Renowned, energetic live shows full of tantrums of sweat, banjo and brass unite in a revved-up old-time sonic style, following the success of The Avett Brothers with brash Dixieland horns and raucous harmonies. Sweat doesn't forsake these hallmarks, but it pushes them to the background where they serve as aesthetic garnishes for swaggering rock songs led by electric guitar inspired by The Band and The Beatles and pursued by this small army of Carolinians.
It's a stark transition, one that could be quite jarring for fans of Holy Ghost's previous efforts, but "The Mayan King" ably bridges the band's past and present. The song begins with a slowly swaying wall of horns pulled straight from the outfit's early swing influences. When the electric guitar enters, it's strummed in a standard, folk-tune way and accompanied by the band's typically charming group vocals. Slowly, the guitars build and rival the brass for dominance as everything heads toward one all-consuming crescendo. It resounds with the overwhelming energy which has always been Holy Ghost's best asset, but places it in a new context.
"The comparisons were non-stop to The Avett Brothers as they got bigger," says Stephen Murray, who now plays guitar in addition to banjo. "That was fine, but it was a little confusing because I think it was just the image. We had the banjo and the acoustic guitar, but we also had five additional members and were playing ragtime music. It was cool to be a part of that movement for sure, but it needed to change. We weren't going to be fulfilled as a band that just sticks primarily to Dixieland and old-time-y music. There's only so many songs you can write until they start sounding the same, and there's only so many tricks you can do to keep that music fresh and interesting."
The band's stylistic shift was hastened by a change in personnel. Formed in 2007 while some of the members attended Greensboro College, Holy Ghost took shape organically. Songwriters Murray and Matt Martin were roommates and shared a suite with two other students, who became the outfit's first horn section. Taking cues from the brass-and-banjo-abetted Format, whom Murray had fallen for the summer before, the group found its sound and quickly became one of the hardest-touring acts in the state, playing about 300 dates a year between 2009 and 2011.
The pace was exhausting, and after some squabbles as to whether they should cut back, founding bassist Patrick Leslie forced the band's hand when he moved to Wisconsin to be with his fiancee. Keyboardist Kevin Williams switched to bass, filling the gap and forcing the band to re-tool. It was a timely spark for the new ideas Holy Ghost had been sitting on for a while.
"That really closed some doors and opened a whole slew of doors for us as far as where we could take our project," Murray says of Leslie's exit. "It definitely came as a time to really delve into the music we wanted to start writing.
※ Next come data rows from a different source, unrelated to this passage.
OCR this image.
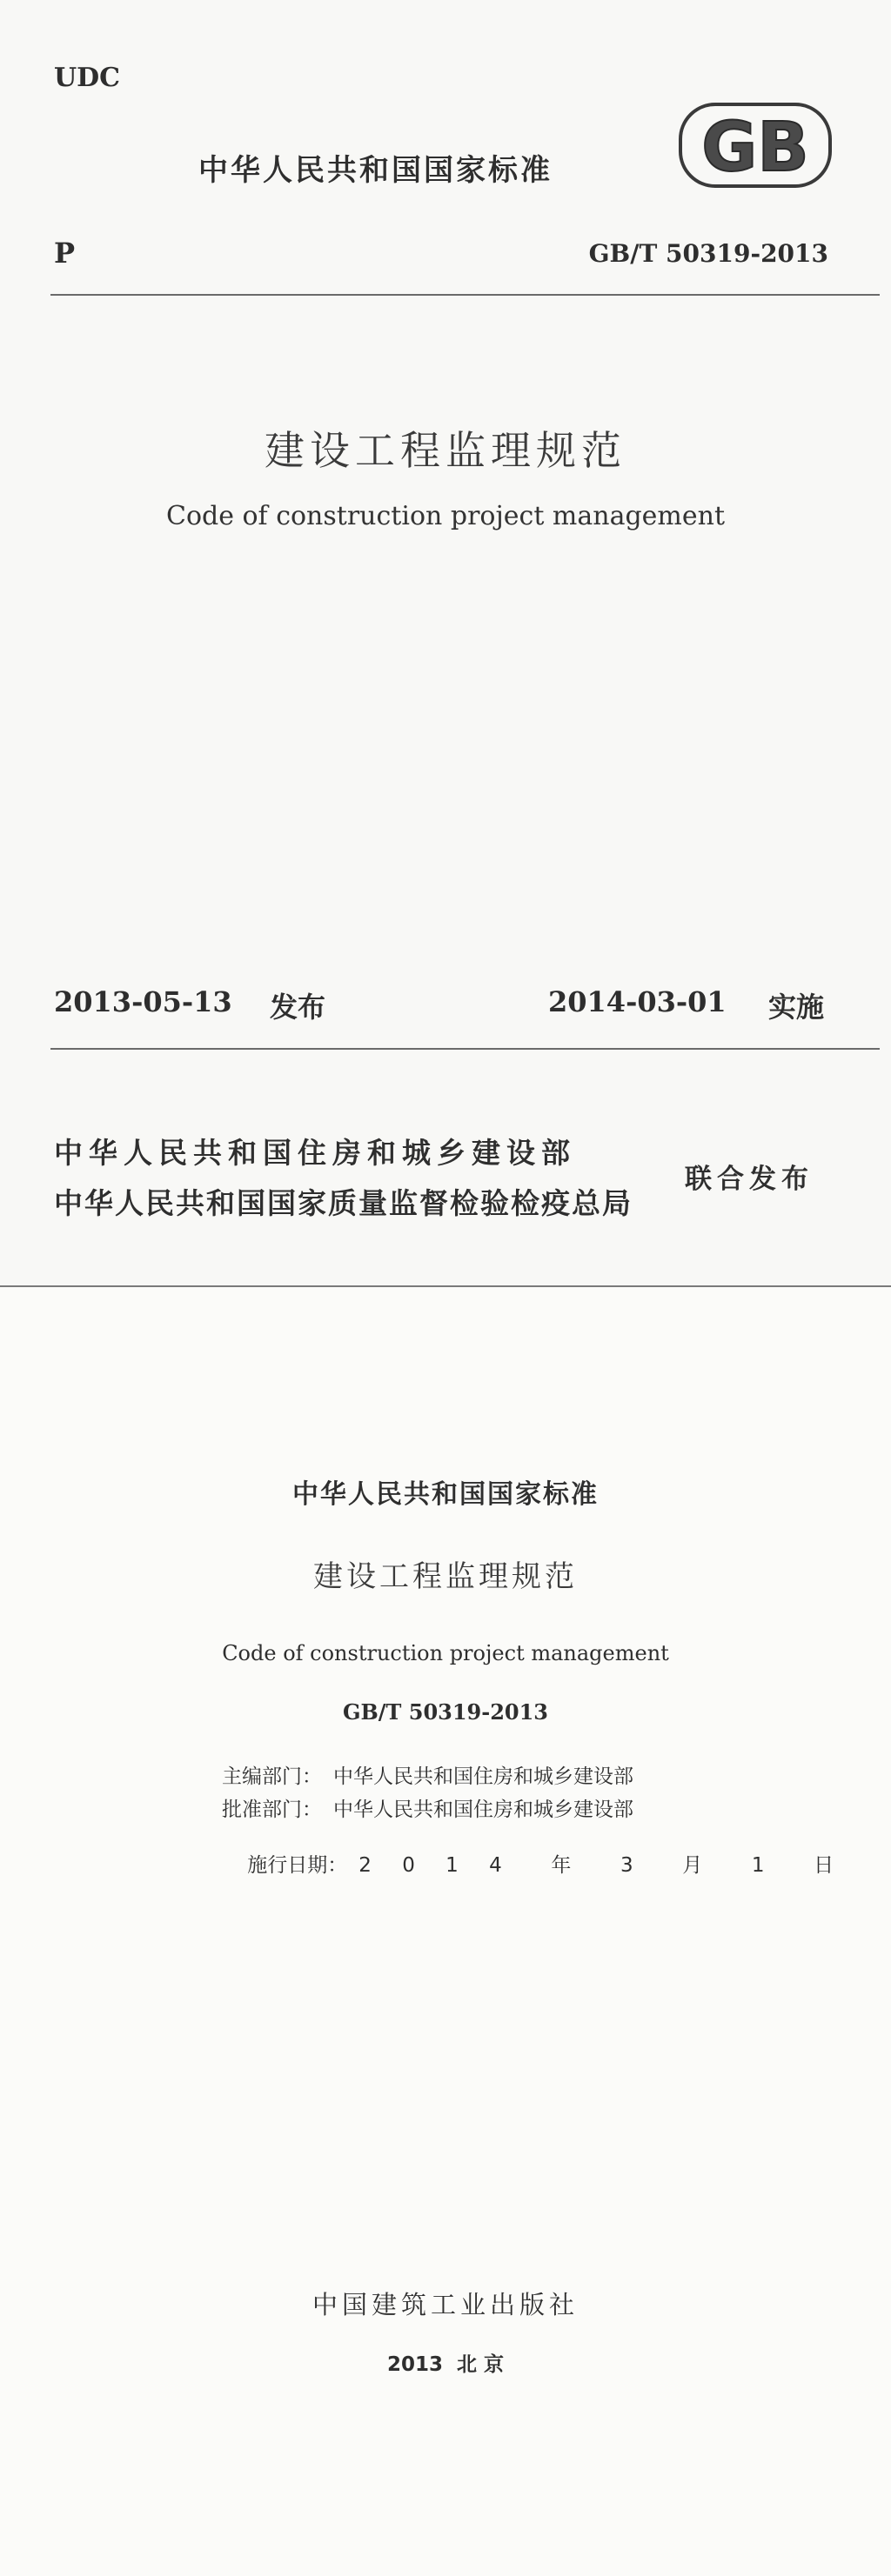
UDC
中华人民共和国国家标准 GB
P	GB/T 50319-2013
建设工程监理规范
Code of construction project management
2013-05-13 发布	2014-03-01 实施
中华人民共和国住房和城乡建设部
中华人民共和国国家质量监督检验检疫总局
联合发布
中华人民共和国国家标准
建设工程监理规范
Code of construction project management
GB/T 50319-2013
主编部门： 中华人民共和国住房和城乡建设部
批准部门： 中华人民共和国住房和城乡建设部

施行日期： 2 0 1 4  年  3  月  1  日

中国建筑工业出版社
2013  北 京
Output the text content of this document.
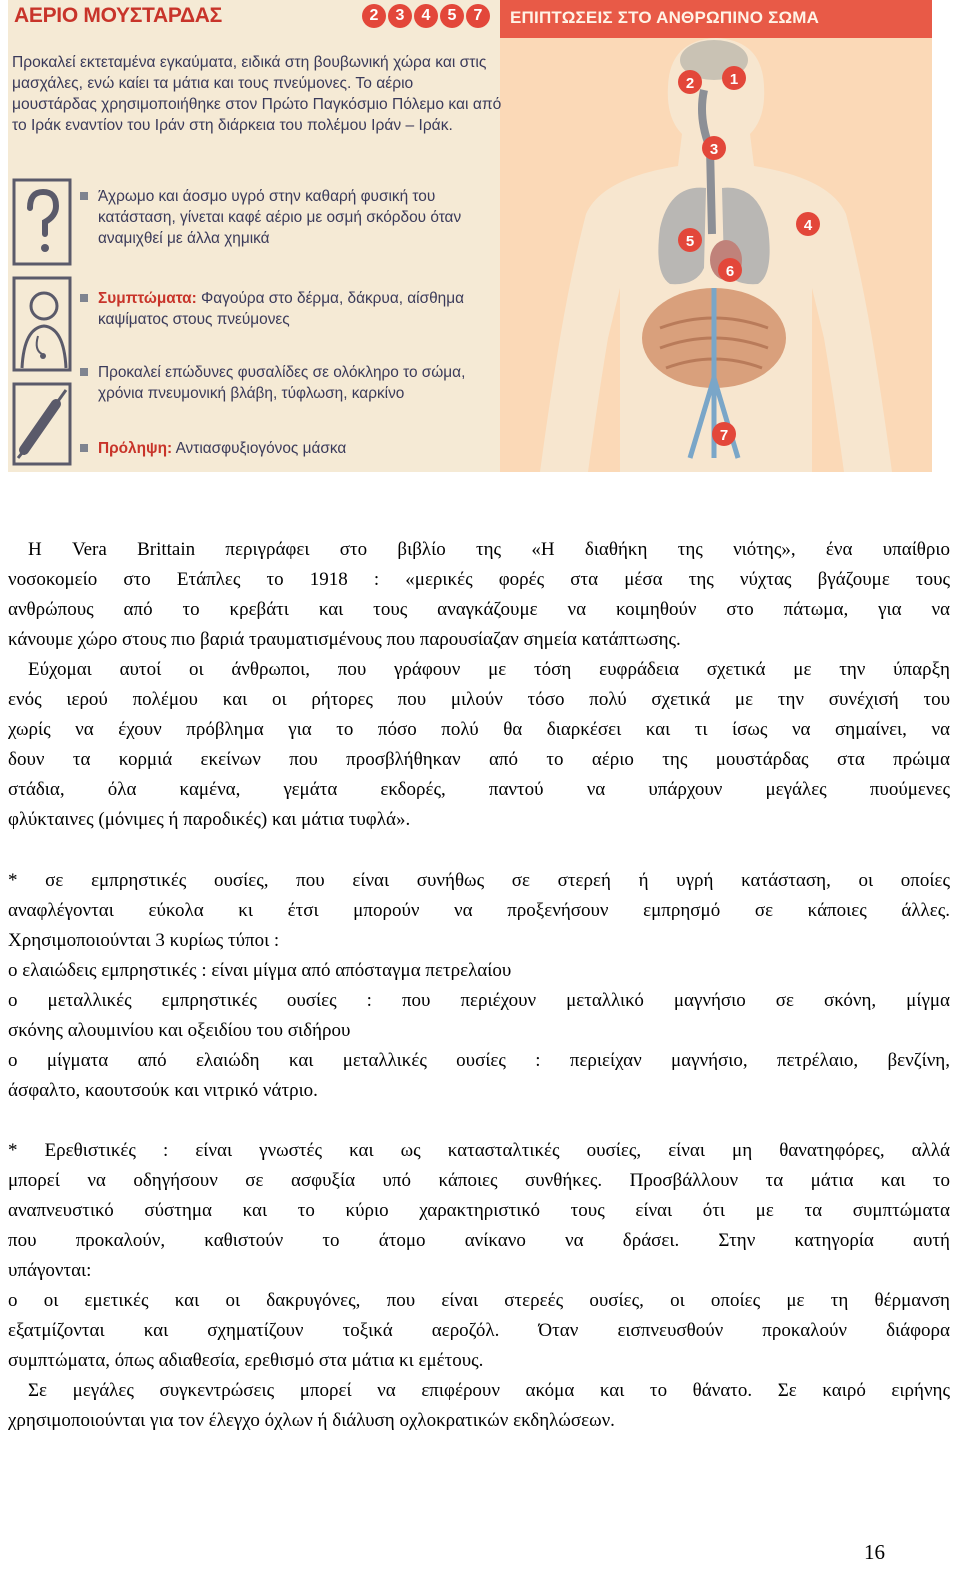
ΑΕΡΙΟ ΜΟΥΣΤΑΡΔΑΣ	2	3	4	5	7	ΕΠΙΠΤΩΣΕΙΣ ΣΤΟ ΑΝΘΡΩΠΙΝΟ ΣΩΜΑ
Προκαλεί εκτεταμένα εγκαύματα, ειδικά στη βουβωνική χώρα και στις μασχάλες, ενώ καίει τα μάτια και τους πνεύμονες. Το αέριο μουστάρδας χρησιμοποιήθηκε στον Πρώτο Παγκόσμιο Πόλεμο και από το Ιράκ εναντίον του Ιράν στη διάρκεια του πολέμου Ιράν – Ιράκ.
Άχρωμο και άοσμο υγρό στην καθαρή φυσική του κατάσταση, γίνεται καφέ αέριο με οσμή σκόρδου όταν αναμιχθεί με άλλα χημικά
Συμπτώματα: Φαγούρα στο δέρμα, δάκρυα, αίσθημα καψίματος στους πνεύμονες
Προκαλεί επώδυνες φυσαλίδες σε ολόκληρο το σώμα, χρόνια πνευμονική βλάβη, τύφλωση, καρκίνο
Πρόληψη: Αντιασφυξιογόνος μάσκα
1
2
3
4
5
6
7
Η Vera Brittain περιγράφει στο βιβλίο της «Η διαθήκη της νιότης», ένα υπαίθριο
νοσοκομείο στο Ετάπλες το 1918 : «μερικές φορές στα μέσα της νύχτας βγάζουμε τους
ανθρώπους από το κρεβάτι και τους αναγκάζουμε να κοιμηθούν στο πάτωμα, για να
κάνουμε χώρο στους πιο βαριά τραυματισμένους που παρουσίαζαν σημεία κατάπτωσης.
Εύχομαι αυτοί οι άνθρωποι, που γράφουν με τόση ευφράδεια σχετικά με την ύπαρξη
ενός ιερού πολέμου και οι ρήτορες που μιλούν τόσο πολύ σχετικά με την συνέχισή του
χωρίς να έχουν πρόβλημα για το πόσο πολύ θα διαρκέσει και τι ίσως να σημαίνει, να
δουν τα κορμιά εκείνων που προσβλήθηκαν από το αέριο της μουστάρδας στα πρώιμα
στάδια, όλα καμένα, γεμάτα εκδορές, παντού να υπάρχουν μεγάλες πυούμενες
φλύκταινες (μόνιμες ή παροδικές) και μάτια τυφλά».
* σε εμπρηστικές ουσίες, που είναι συνήθως σε στερεή ή υγρή κατάσταση, οι οποίες
αναφλέγονται εύκολα κι έτσι μπορούν να προξενήσουν εμπρησμό σε κάποιες άλλες.
Χρησιμοποιούνται 3 κυρίως τύποι :
o ελαιώδεις εμπρηστικές : είναι μίγμα από απόσταγμα πετρελαίου
o μεταλλικές εμπρηστικές ουσίες : που περιέχουν μεταλλικό μαγνήσιο σε σκόνη, μίγμα
σκόνης αλουμινίου και οξειδίου του σιδήρου
o μίγματα από ελαιώδη και μεταλλικές ουσίες : περιείχαν μαγνήσιο, πετρέλαιο, βενζίνη,
άσφαλτο, καουτσούκ και νιτρικό νάτριο.
* Ερεθιστικές : είναι γνωστές και ως κατασταλτικές ουσίες, είναι μη θανατηφόρες, αλλά
μπορεί να οδηγήσουν σε ασφυξία υπό κάποιες συνθήκες. Προσβάλλουν τα μάτια και το
αναπνευστικό σύστημα και το κύριο χαρακτηριστικό τους είναι ότι με τα συμπτώματα
που προκαλούν, καθιστούν το άτομο ανίκανο να δράσει. Στην κατηγορία αυτή
υπάγονται:
o οι εμετικές και οι δακρυγόνες, που είναι στερεές ουσίες, οι οποίες με τη θέρμανση
εξατμίζονται και σχηματίζουν τοξικά αεροζόλ. Όταν εισπνευσθούν προκαλούν διάφορα
συμπτώματα, όπως αδιαθεσία, ερεθισμό στα μάτια κι εμέτους.
Σε μεγάλες συγκεντρώσεις μπορεί να επιφέρουν ακόμα και το θάνατο. Σε καιρό ειρήνης
χρησιμοποιούνται για τον έλεγχο όχλων ή διάλυση οχλοκρατικών εκδηλώσεων.
16
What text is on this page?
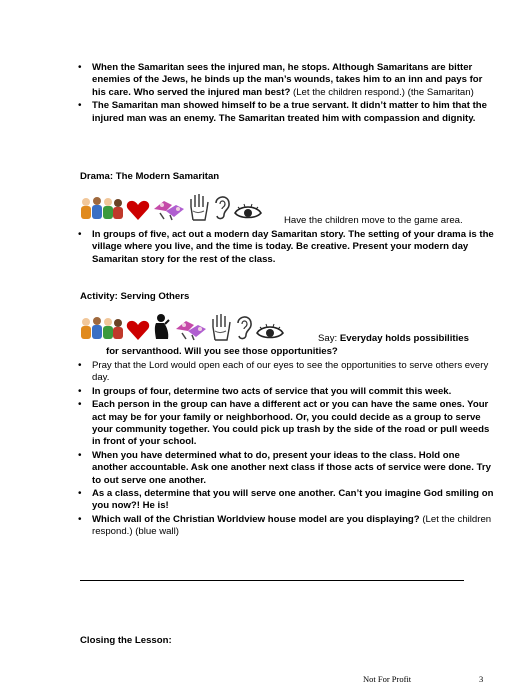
• When the Samaritan sees the injured man, he stops. Although Samaritans are bitter enemies of the Jews, he binds up the man’s wounds, takes him to an inn and pays for his care. Who served the injured man best? (Let the children respond.) (the Samaritan)
• The Samaritan man showed himself to be a true servant. It didn’t matter to him that the injured man was an enemy. The Samaritan treated him with compassion and dignity.
Drama: The Modern Samaritan
Have the children move to the game area.
• In groups of five, act out a modern day Samaritan story. The setting of your drama is the village where you live, and the time is today. Be creative. Present your modern day Samaritan story for the rest of the class.
Activity: Serving Others
Say: Everyday holds possibilities
for servanthood. Will you see those opportunities?
• Pray that the Lord would open each of our eyes to see the opportunities to serve others every day.
• In groups of four, determine two acts of service that you will commit this week.
• Each person in the group can have a different act or you can have the same ones. Your act may be for your family or neighborhood. Or, you could decide as a group to serve your community together. You could pick up trash by the side of the road or pull weeds in front of your school.
• When you have determined what to do, present your ideas to the class. Hold one another accountable. Ask one another next class if those acts of service were done. Try to out serve one another.
• As a class, determine that you will serve one another. Can’t you imagine God smiling on you now?! He is!
• Which wall of the Christian Worldview house model are you displaying? (Let the children respond.) (blue wall)
Closing the Lesson:
Not For Profit	3
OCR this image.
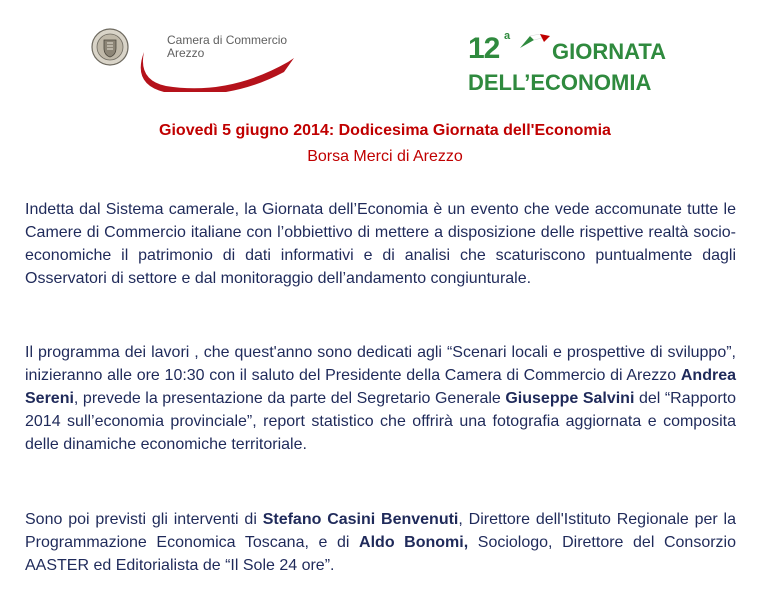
Camera di Commercio
Arezzo	12 a
GIORNATA
DELL’ECONOMIA
Giovedì 5 giugno 2014: Dodicesima Giornata dell'Economia
Borsa Merci di Arezzo
Indetta dal Sistema camerale, la Giornata dell’Economia è un evento che vede accomunate tutte le Camere di Commercio italiane con l’obbiettivo di mettere a disposizione delle rispettive realtà socio-economiche il patrimonio di dati informativi e di analisi che scaturiscono puntualmente dagli Osservatori di settore e dal monitoraggio dell’andamento congiunturale.
Il programma dei lavori , che quest'anno sono dedicati agli “Scenari locali e prospettive di sviluppo”, inizieranno alle ore 10:30 con il saluto del Presidente della Camera di Commercio di Arezzo Andrea Sereni, prevede la presentazione da parte del Segretario Generale Giuseppe Salvini del “Rapporto 2014 sull’economia provinciale”, report statistico che offrirà una fotografia aggiornata e composita delle dinamiche economiche territoriale.
Sono poi previsti gli interventi di Stefano Casini Benvenuti, Direttore dell'Istituto Regionale per la Programmazione Economica Toscana, e di Aldo Bonomi, Sociologo, Direttore del Consorzio AASTER ed Editorialista de “Il Sole 24 ore”.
People kept on saying that they couldn't pigeonhole our genre, but I was starting to feel stuck in this ragtime, bluegrass kind of thing. When he left the band, that just kind of put us in the direction of where we wanted to go."
Sweat is the result of this re-evaluation, and it pushes in a host of new directions. The surging "John Addams Family" deploys potent rock 'n' roll riffs and crisp horn fills in a way not far removed from the E Street Band. "Alpha Dogs" wanders along meandering psychedelic guitar lines on its way to rousing, sing-along choruses. In both cases, the band attacks its new sounds with all the vigor and emotional immediacy that made its earlier folk permutations successful.
Energized by a new direction, the band is keen to keep things rolling. The members recently retreated to Asheville, where they demoed a selection of songs intended for a new album. And while they aren't planning the same number of dates, they're excited to get back on the road as well.
"We have six people that we need to take care of financially," Murray says. "We can't really be doing three weeks where two of the shows in the three weeks aren't worth the money. We want to move forward with this, but to do it in a smart way."